Marie-Noëlle Ducamp-Collin, Cirad-flhor


La France est le premier pays réceptionnaire et consommateur de litchi avec près de 80 % du total européen. Madagascar est le principal exportateur mondial avec 16 000 tonnes, majoritairement exportées par bateau, sauf en début de campagne où les fruits sont transportés par avion. Pour les autres provenances (Réunion, Maurice, etc.), le transport aérien est utilisé pour exporter des fruits frais haut de gamme (traités ou non).

La mauvaise aptitude du litchi à la conservation handicape le développement des exportations. Le litchi, conservé à température ambiante, perd en effet en quelques jours sa coloration rose-rouge et brunit très vite. Ce brunissement enzymatique classique se révèle par déstructuration cellulaire. La dessiccation de la zone proche du pédoncule entraîne la formation de craquelures, responsables de la dégradation de cellules, dont la résultante serait la mise en contact de la polyphénoloxydase (PPO) et de ses substrats. Le brunissement peut aussi être lié à des phénomènes non enzymatiques (oxydation de Maillard), ceux-ci étant favorisés par les attaques bactériennes et les lésions dues aux insectes, à la chaleur, au stress physiologique et à la présence d'éthylène.

Les moyens de lutte que l'on peut envisager sont le maintien du taux d'humidité de la coque du fruit, le blocage des systèmes enzymatiques responsables du brunissement (par utilisation d'inhibiteur) et la limitation des attaques fongiques ou bactériennes. La méthode la plus largement utilisée est la fumigation des fruits au SO2 (dioxyde de soufre, soit utilisé à l'état gazeux, soit obtenu par brûlage de fleur de soufre), quelques heures après la récolte pour le transport maritime. Le traitement du litchi par SO2 est quelquefois suivi d'un trempage dans un bain acide qui permet de restaurer la coloration rouge du fruit après la décoloration liée au soufrage et amène à l'obtention de fruits commercialement attractifs. Cependant, il ne faut pas perdre de vue que l'utilisation du SO2 représente un risque pour la santé, notamment pour les personnes allergiques. Actuellement, les traitements par SO2 ont été totalement supprimés aux Etats-Unis, excepté dans le cas du traitement des raisins de table. En France, la législation autorise des doses de résidus de 10 ppm dans la pulpe et 250 ppm dans la coque des litchis.

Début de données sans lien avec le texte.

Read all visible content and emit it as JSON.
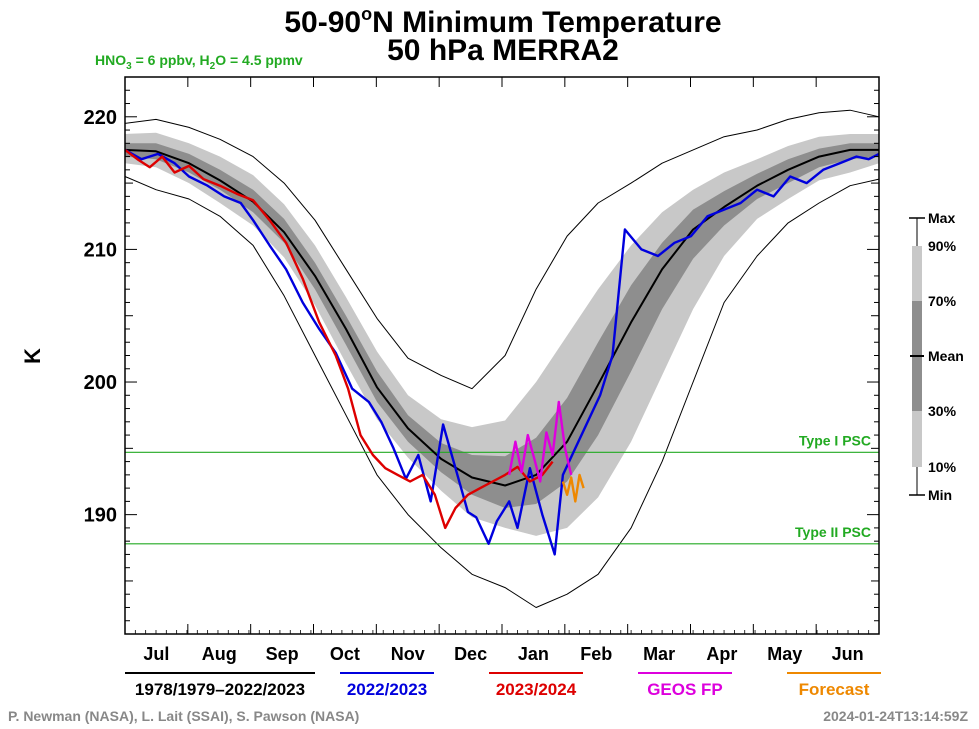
{
  "credits": "P. Newman (NASA), L. Lait (SSAI), S. Pawson (NASA)",
  "timestamp": "2024-01-24T13:14:59Z",
  "chart_data": {
    "type": "line",
    "title_main": "50-90",
    "title_degree": "o",
    "title_rest": "N Minimum Temperature",
    "subtitle": "50 hPa   MERRA2",
    "condition_parts": [
      "HNO",
      "3",
      " = 6 ppbv, H",
      "2",
      "O = 4.5 ppmv"
    ],
    "ylabel": "K",
    "xlabel": "",
    "ylim": [
      181,
      223
    ],
    "yticks": [
      190,
      200,
      210,
      220
    ],
    "x_months": [
      "Jul",
      "Aug",
      "Sep",
      "Oct",
      "Nov",
      "Dec",
      "Jan",
      "Feb",
      "Mar",
      "Apr",
      "May",
      "Jun"
    ],
    "x_days_range": [
      0,
      365
    ],
    "grid": false,
    "thresholds": [
      {
        "name": "Type I PSC",
        "value": 194.7,
        "color": "#22aa22"
      },
      {
        "name": "Type II PSC",
        "value": 187.8,
        "color": "#22aa22"
      }
    ],
    "legend_side": {
      "position": "right",
      "labels": [
        "Max",
        "90%",
        "70%",
        "Mean",
        "30%",
        "10%",
        "Min"
      ]
    },
    "legend_bottom": [
      {
        "label": "1978/1979–2022/2023",
        "color": "#000000"
      },
      {
        "label": "2022/2023",
        "color": "#0000dd"
      },
      {
        "label": "2023/2024",
        "color": "#dd0000"
      },
      {
        "label": "GEOS FP",
        "color": "#dd00dd"
      },
      {
        "label": "Forecast",
        "color": "#ee8800"
      }
    ],
    "climatology": {
      "x": [
        0,
        15,
        31,
        46,
        62,
        77,
        92,
        107,
        122,
        137,
        153,
        168,
        184,
        199,
        214,
        229,
        245,
        260,
        275,
        290,
        306,
        321,
        336,
        351,
        365
      ],
      "mean": [
        217.5,
        217.4,
        216.5,
        215.2,
        213.6,
        211.3,
        208.0,
        204.0,
        199.6,
        196.5,
        194.2,
        192.8,
        192.2,
        193.0,
        195.5,
        199.8,
        204.5,
        208.5,
        211.5,
        213.2,
        214.8,
        216.0,
        217.0,
        217.5,
        217.5
      ],
      "p30": [
        217.0,
        216.8,
        215.8,
        214.5,
        212.8,
        210.5,
        207.0,
        202.8,
        198.5,
        195.5,
        193.2,
        191.5,
        190.5,
        190.8,
        192.5,
        196.0,
        200.8,
        205.5,
        209.3,
        211.8,
        213.8,
        215.0,
        216.2,
        216.8,
        217.0
      ],
      "p70": [
        218.0,
        218.0,
        217.2,
        216.0,
        214.5,
        212.3,
        209.0,
        205.0,
        200.8,
        197.5,
        195.4,
        194.5,
        194.4,
        195.8,
        198.8,
        203.0,
        207.3,
        210.5,
        213.0,
        214.4,
        215.7,
        216.8,
        217.6,
        218.0,
        218.0
      ],
      "p10": [
        216.5,
        216.2,
        215.0,
        213.5,
        211.8,
        209.4,
        205.8,
        201.4,
        197.2,
        194.3,
        191.8,
        189.8,
        189.0,
        188.4,
        189.0,
        191.3,
        195.5,
        200.5,
        205.5,
        209.5,
        212.3,
        213.8,
        215.2,
        215.8,
        216.5
      ],
      "p90": [
        218.7,
        218.8,
        218.0,
        217.0,
        215.6,
        213.4,
        210.3,
        206.4,
        202.3,
        199.0,
        197.2,
        196.6,
        197.1,
        200.0,
        203.5,
        207.0,
        210.3,
        212.8,
        214.5,
        215.8,
        216.8,
        217.8,
        218.5,
        218.7,
        218.7
      ],
      "min": [
        215.5,
        214.5,
        213.8,
        212.5,
        210.3,
        206.5,
        202.0,
        197.5,
        193.0,
        190.0,
        187.5,
        185.5,
        184.5,
        183.0,
        184.0,
        185.5,
        189.0,
        194.0,
        200.0,
        206.0,
        209.5,
        212.0,
        213.5,
        214.8,
        215.3
      ],
      "max": [
        219.5,
        219.8,
        219.2,
        218.3,
        217.0,
        215.0,
        212.2,
        208.5,
        204.8,
        201.8,
        200.5,
        199.5,
        202.0,
        207.0,
        211.0,
        213.5,
        215.0,
        216.5,
        217.5,
        218.5,
        219.0,
        219.8,
        220.3,
        220.5,
        220.0
      ]
    },
    "series": [
      {
        "name": "2022/2023",
        "color": "#0000dd",
        "x": [
          0,
          8,
          16,
          24,
          31,
          40,
          48,
          56,
          62,
          70,
          78,
          86,
          94,
          102,
          110,
          118,
          124,
          130,
          136,
          142,
          148,
          154,
          160,
          166,
          170,
          176,
          180,
          186,
          190,
          196,
          202,
          208,
          212,
          218,
          224,
          230,
          236,
          242,
          250,
          258,
          266,
          274,
          282,
          290,
          298,
          306,
          314,
          322,
          330,
          338,
          346,
          354,
          360,
          365
        ],
        "y": [
          217.5,
          216.8,
          217.2,
          216.5,
          215.5,
          214.8,
          214.0,
          213.5,
          212.2,
          210.3,
          208.5,
          206.0,
          204.0,
          202.2,
          199.5,
          198.5,
          197.0,
          195.0,
          192.7,
          194.5,
          191.0,
          196.8,
          193.5,
          190.2,
          189.8,
          187.8,
          189.5,
          191.0,
          189.0,
          193.5,
          190.0,
          187.0,
          193.0,
          195.0,
          197.0,
          199.0,
          202.0,
          211.5,
          210.0,
          209.5,
          210.5,
          211.0,
          212.5,
          213.0,
          213.5,
          214.5,
          214.0,
          215.5,
          215.0,
          216.0,
          216.5,
          217.0,
          216.8,
          217.2
        ]
      },
      {
        "name": "2023/2024",
        "color": "#dd0000",
        "x": [
          0,
          6,
          12,
          18,
          24,
          31,
          38,
          46,
          54,
          62,
          70,
          78,
          86,
          94,
          102,
          108,
          114,
          120,
          126,
          132,
          138,
          144,
          150,
          155,
          160,
          166,
          172,
          178,
          184,
          190,
          196,
          202,
          207
        ],
        "y": [
          217.5,
          216.8,
          216.2,
          217.0,
          215.8,
          216.3,
          215.3,
          214.8,
          214.2,
          213.7,
          212.2,
          210.5,
          207.8,
          204.5,
          202.0,
          199.5,
          196.0,
          194.5,
          193.5,
          193.0,
          192.5,
          193.0,
          191.5,
          189.0,
          190.5,
          191.5,
          192.0,
          192.5,
          193.0,
          193.6,
          192.5,
          193.0,
          194.0
        ]
      },
      {
        "name": "GEOS FP",
        "color": "#dd00dd",
        "x": [
          186,
          189,
          192,
          195,
          198,
          201,
          204,
          207,
          210,
          213,
          216
        ],
        "y": [
          193.0,
          195.5,
          193.2,
          196.0,
          194.3,
          192.5,
          196.2,
          194.5,
          198.5,
          195.0,
          193.0
        ]
      },
      {
        "name": "Forecast",
        "color": "#ee8800",
        "x": [
          212,
          214,
          216,
          218,
          220,
          222
        ],
        "y": [
          192.5,
          191.5,
          192.8,
          191.0,
          193.0,
          192.0
        ]
      }
    ]
  }
}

L'alternative au soufrage a été étudiée par différentes équipes de recherche, notamment en Israël et en Afrique du Sud. Les traitements proposés reposent sur des techniques chimiques ou thermiques diverses :
  • application de nitrate de calcium afin d'augmenter la solidité des parois cellulaires, ayant peu d'effet sur le brunissement du péricarpe ;
  • traitement à la vapeur ;
  • trempage dans du benomyl à chaud.
Pour l'instant, aucune de ces investigations n'a abouti à l'élaboration d'une méthode de traitement qui soit acceptable ou qui soit développée de façon commerciale.

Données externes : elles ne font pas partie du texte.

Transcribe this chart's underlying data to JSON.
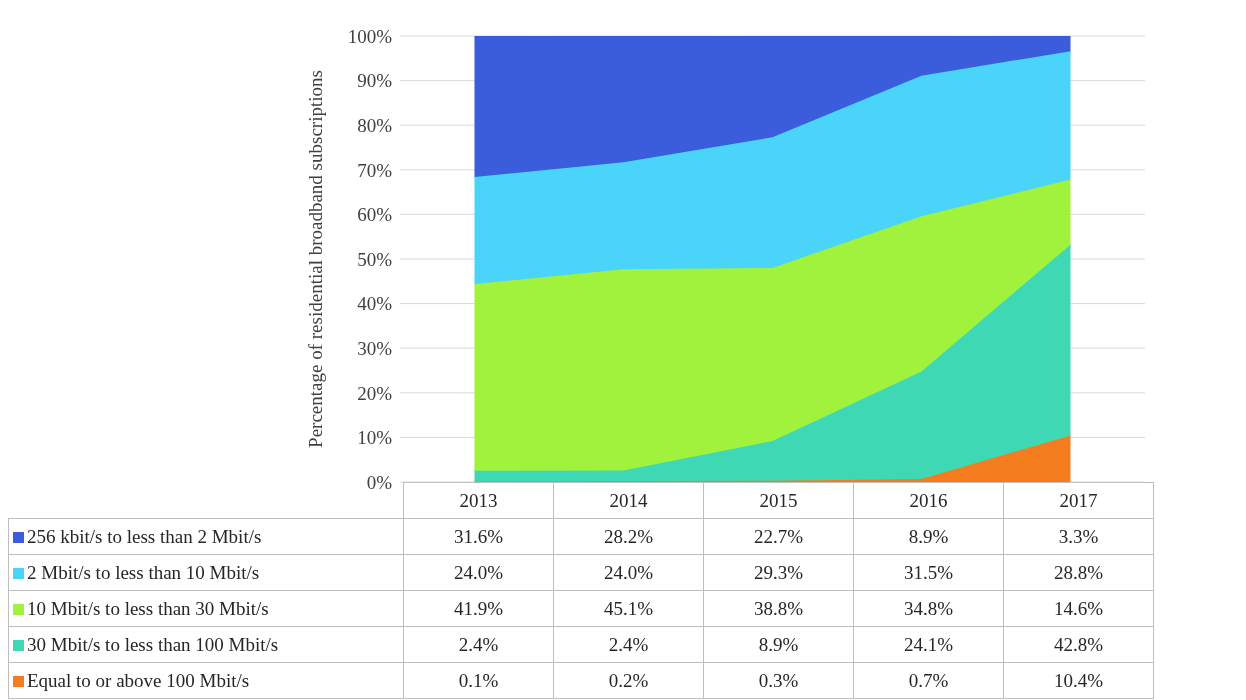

La tendance étant au principe de précaution, il est fort probable que ces taux soient abaissés, voire même que l'utilisation du SO2 ne soit plus autorisée. Dans ce contexte, il est particulièrement important de proposer une technique de substitution à la fumigation aux opérateurs commerciaux de la filière. C'est pourquoi nous nous sommes penchés sur la mise au point d'une technique de conservation permettant de maintenir la coloration du litchi.

Litchi " avion "

La création d'une atmosphère modifié (AM) implique l'utilisation d'un film d'emballage dont le rôle est de :
  • créer dans le volume de conservation une AM favorable à la conservation du produit ;
  • limiter la déshydratation ;
  • éviter les contaminations ;
  • définir l'unité de vente ;
  • servir de support de communication.
Les résultats attendus sont :
  • prévenir les brunissements des fruits ;
  • réduire le développement des moisissures ;
  • éviter la déviation fermentaire ;
  • garantir un produit indemne de dérivés soufrés préjudiciables pour la santé.
Grâce à la maîtrise de la physiologie post-récolte du litchi, nous pourrons proposer aux opérateurs de la filière des méthodes de conditionnement et de conservation permettant de vendre en Europe des litchis de qualité, tant sur le plan visuel qu'organoleptique, correspondant à un cahier des charges et dans des délais compatibles avec ceux de mise en marché.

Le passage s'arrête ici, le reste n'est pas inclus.